Так… Кому звонить? Некому… Поэтому я вскочила, быстро собрала вещи и окликнула сына.
– Миша, нам пора!
– Куда, мам? На обед?
– Да, а потом мы возвращаемся домой. Бабуля соскучилась по тебе.
Не могла я Ростову подставить, если бы не она, то сдохла бы. Обязана ей по гроб жизни, от того и мчалась как сумасшедшая в сторону отеля, осаждая колл-центр авиакомпании, пытаясь поменять обратный билет.
Катерина из тех, кто всегда рядом. Молчит, вопросов не задает, а лишь за руку держит. Благодаря ей я сдала выпускные экзамены в школе, благодаря ей поступила в универ. Именно она помогала бабушке справляться с Мироном, прибегала после школы и отпускала бабушку. Катька забирала его из садика, когда я задерживалась, Катька орала громче всех, когда я с трясущимися руками получала красный диплом…
***
«– Ты дура, Ольга, – шептала мама, перебирая мои слипшиеся от крови волосы. – Ты не знаешь себе цены, потому что маленькая, дурная. Запомни, что продавать себя надо дорого и наверняка. Чтобы жить красиво и счастливо. Поняла?
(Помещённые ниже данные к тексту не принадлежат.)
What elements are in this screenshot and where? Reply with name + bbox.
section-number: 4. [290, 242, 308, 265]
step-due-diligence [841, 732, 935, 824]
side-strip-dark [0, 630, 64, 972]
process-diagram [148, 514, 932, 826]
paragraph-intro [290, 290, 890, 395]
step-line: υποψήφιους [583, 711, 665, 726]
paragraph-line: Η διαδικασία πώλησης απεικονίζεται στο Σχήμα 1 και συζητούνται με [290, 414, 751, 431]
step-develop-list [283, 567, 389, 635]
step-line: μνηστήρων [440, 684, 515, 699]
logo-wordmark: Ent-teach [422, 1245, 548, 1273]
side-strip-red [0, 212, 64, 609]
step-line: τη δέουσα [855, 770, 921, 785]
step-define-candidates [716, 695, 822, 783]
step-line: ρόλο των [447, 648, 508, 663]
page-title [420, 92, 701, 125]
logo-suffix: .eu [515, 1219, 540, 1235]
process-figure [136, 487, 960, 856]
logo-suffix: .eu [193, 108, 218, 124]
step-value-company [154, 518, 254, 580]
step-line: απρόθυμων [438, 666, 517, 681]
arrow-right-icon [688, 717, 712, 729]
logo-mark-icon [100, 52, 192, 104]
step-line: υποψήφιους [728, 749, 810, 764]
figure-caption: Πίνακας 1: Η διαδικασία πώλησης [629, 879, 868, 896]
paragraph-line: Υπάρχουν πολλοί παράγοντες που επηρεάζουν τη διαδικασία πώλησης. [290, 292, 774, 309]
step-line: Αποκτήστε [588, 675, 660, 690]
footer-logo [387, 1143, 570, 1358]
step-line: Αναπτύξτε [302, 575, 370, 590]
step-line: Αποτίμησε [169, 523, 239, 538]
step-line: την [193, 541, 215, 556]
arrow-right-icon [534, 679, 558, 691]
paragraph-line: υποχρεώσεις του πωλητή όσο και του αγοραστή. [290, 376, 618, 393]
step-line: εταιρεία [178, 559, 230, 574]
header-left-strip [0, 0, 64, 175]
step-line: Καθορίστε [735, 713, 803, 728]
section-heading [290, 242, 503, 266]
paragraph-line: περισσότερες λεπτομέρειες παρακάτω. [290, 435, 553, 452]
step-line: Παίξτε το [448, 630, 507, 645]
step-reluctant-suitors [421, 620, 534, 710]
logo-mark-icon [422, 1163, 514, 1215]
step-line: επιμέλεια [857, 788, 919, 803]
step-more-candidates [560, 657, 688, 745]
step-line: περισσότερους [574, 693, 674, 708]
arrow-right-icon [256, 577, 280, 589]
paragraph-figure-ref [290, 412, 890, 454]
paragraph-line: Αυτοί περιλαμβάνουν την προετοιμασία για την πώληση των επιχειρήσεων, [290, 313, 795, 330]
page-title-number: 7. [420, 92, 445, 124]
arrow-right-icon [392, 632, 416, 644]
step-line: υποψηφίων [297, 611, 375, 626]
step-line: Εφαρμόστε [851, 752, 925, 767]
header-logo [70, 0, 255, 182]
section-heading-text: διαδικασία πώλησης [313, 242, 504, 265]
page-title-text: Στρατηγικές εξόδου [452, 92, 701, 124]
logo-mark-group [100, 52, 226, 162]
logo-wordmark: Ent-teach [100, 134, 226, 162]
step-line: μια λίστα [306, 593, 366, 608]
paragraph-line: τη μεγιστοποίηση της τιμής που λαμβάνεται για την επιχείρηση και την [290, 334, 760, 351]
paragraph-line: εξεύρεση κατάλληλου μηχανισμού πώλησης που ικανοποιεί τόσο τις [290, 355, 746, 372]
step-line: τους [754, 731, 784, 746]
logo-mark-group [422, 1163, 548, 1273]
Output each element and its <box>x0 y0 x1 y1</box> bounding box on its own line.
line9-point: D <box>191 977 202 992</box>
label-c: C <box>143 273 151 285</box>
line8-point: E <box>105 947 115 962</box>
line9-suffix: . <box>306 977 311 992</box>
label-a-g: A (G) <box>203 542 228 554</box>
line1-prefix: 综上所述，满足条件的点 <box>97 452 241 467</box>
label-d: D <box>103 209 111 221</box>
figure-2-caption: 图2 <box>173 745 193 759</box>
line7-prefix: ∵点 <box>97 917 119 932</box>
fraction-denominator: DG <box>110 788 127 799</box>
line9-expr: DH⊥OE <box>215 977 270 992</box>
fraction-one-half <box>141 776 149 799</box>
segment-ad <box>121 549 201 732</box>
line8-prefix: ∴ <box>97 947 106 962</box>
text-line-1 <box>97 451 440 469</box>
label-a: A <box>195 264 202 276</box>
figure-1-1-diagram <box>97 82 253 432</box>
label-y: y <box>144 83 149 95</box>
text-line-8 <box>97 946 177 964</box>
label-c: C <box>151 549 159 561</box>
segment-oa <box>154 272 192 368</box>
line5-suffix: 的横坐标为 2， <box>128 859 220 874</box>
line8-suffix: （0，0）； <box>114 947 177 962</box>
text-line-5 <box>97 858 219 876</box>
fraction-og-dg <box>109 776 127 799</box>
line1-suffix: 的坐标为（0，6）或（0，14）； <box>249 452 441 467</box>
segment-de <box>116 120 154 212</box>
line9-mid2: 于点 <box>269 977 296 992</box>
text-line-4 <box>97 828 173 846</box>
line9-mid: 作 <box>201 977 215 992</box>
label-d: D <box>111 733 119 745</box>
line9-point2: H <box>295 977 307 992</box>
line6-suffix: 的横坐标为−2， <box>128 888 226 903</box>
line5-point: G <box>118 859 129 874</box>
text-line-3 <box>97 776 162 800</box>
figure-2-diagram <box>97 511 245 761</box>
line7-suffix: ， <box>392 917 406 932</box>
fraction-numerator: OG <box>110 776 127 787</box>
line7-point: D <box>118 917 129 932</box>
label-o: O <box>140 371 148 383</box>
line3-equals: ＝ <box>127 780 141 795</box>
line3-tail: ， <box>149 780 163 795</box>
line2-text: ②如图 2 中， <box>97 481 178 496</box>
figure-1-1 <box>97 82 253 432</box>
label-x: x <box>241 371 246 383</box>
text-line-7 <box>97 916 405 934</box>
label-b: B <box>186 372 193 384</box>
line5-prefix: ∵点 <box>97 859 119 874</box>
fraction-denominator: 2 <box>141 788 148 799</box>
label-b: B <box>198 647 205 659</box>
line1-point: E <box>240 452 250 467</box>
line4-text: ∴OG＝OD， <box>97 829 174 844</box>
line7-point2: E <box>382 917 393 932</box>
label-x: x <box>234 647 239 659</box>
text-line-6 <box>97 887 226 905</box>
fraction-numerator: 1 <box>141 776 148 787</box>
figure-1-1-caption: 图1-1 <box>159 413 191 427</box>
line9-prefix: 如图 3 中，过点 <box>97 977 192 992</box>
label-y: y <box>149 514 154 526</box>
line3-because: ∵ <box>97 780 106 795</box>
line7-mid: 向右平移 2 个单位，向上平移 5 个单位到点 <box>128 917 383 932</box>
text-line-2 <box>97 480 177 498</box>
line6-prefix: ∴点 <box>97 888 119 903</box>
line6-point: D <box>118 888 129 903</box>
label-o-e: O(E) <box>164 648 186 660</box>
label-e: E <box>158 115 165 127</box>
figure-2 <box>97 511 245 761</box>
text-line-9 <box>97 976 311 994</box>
Я жмурилась, сдерживая накатывающую тошноту. Хотелось заорать и запретить ей трогать мои волосы. Голова была перебинтована, а длинные спутавшиеся локоны были покрыты засохшейся кровью. Мама кривила накрашенные губы от отвращения, но разбирала их, чтобы избавиться от беспорядка на моей голове. Не волновала её моя боль, лишь волосы бесили. Дёргала пряди, тревожа швы, что дико ныли под тугой повязкой, шерудила маленькой расчёской всё сильнее и сильнее.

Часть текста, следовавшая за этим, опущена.